This repository contains the code, in Python scripts and Jupyter notebooks, for building a convolutional neural network machine learning classifier based on a custom subset of the Google Open Images dataset.
For an overview of this project be sure to also read the complimentary article: "How to classify photos in 600 classes using nine million open images".
To get everything you need to retrain the model locally:
git clone https://github.com/quiltdata/open-images.git
cd open-images/
conda env create -f environment.yml
source activate quilt-open-images-dev
python -c "import t4; t4.Package.install('s3://quilt-example', 'quilt/open_images', './')"
The Open Images Dataset is an enormous image dataset intended for use in machine learning projects. A Google project, V1 of this dataset was initially released in late 2016. This repository and project is based on V4 of the data.
The Open Images Dataset is an attractive target for building image recognition algorithms because it is one of the largest, most accurate, and most easily accessible image recognition datasets. For image recognition tasks, Open Images contains 15 million bounding boxes for 600 categories of objects on 1.75 million images. Image labeling tasks meanwhile enjoy 30 million labels across almost 20,000 categories.
The images are of highly variable quality, as would be realistic in an applied machine learning setting. They come from Flickr.
To learn more about the Open Images Dataset check out their homepage.
Downloading the entire Google Open Images corpus is possible and potentially necessary if you want to build a general purpose image classifier or bounding box alglorithm. However downloading everything is a waste if you just want a small categorical subset of the data in the corpus.
The src/openimager
subfolder contains a small module that handles downloading a categorical subset of the Open Images corpus: just the images corresponding with a user-selected group of labels, and just from the set of images with bounding box information attached.
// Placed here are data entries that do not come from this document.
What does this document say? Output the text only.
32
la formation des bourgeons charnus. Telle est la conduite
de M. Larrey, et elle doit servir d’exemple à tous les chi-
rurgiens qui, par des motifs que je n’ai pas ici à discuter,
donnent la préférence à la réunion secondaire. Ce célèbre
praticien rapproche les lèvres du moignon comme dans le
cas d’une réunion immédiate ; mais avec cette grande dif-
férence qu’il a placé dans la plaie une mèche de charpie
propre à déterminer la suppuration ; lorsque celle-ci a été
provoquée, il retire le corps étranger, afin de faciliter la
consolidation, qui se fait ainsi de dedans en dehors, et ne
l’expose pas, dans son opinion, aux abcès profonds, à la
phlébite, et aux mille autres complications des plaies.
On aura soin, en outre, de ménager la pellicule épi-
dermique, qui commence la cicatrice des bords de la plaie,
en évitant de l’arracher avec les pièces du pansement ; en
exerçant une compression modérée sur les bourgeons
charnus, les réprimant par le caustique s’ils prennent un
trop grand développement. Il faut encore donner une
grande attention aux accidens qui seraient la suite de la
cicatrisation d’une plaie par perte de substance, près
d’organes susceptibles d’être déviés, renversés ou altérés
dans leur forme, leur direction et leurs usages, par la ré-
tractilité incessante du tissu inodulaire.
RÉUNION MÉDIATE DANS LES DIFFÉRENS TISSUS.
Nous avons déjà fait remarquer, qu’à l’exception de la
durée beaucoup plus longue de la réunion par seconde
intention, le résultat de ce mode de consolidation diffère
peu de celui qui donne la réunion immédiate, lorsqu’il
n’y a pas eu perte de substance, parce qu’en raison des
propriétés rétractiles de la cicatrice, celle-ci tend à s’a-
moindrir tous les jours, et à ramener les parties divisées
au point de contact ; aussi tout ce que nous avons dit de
Instead of using the zipped blob files it does so by downloading the source images from flickr direcly.
The openimager
mainfile is well-annotated in-code. To run it as a module run import openimager; openimager.download([...list of category names...])
. To run it from the command line run python openimager "some_category" "some_other_category" ...
.
Note that notebooks/initial-exploration.ipynb
may also be helpful reading, to help contextualize how the dataset is distributed.
The result of running this script is the core of the quilt/open_images
data package. If you install that data package you do not need to also re-source from flickr yourself.
The notebooks/build-dataset.ipynb
notebook walk through processing and bundling the images downloaded in the previous step into a well-structured directory of properly cropped, tag-identified images on disk.
The notebooks/build-model.ipynb
notebook walks through building a simple CNN (convolutional neural network) based on this dataset. notebooks/evaluate-model.ipynb
is a separate notebook with an evaluation of that model's performance.
The notebooks/distribute-model.ipynb
notebook walks through distributing the data and model artifacts externally. It follows the principle of performing version control over {data, code, environment}
, using good tools and best practices for each component. For more on this idea see the article "Reproducing a machine learning model build in four lines of code".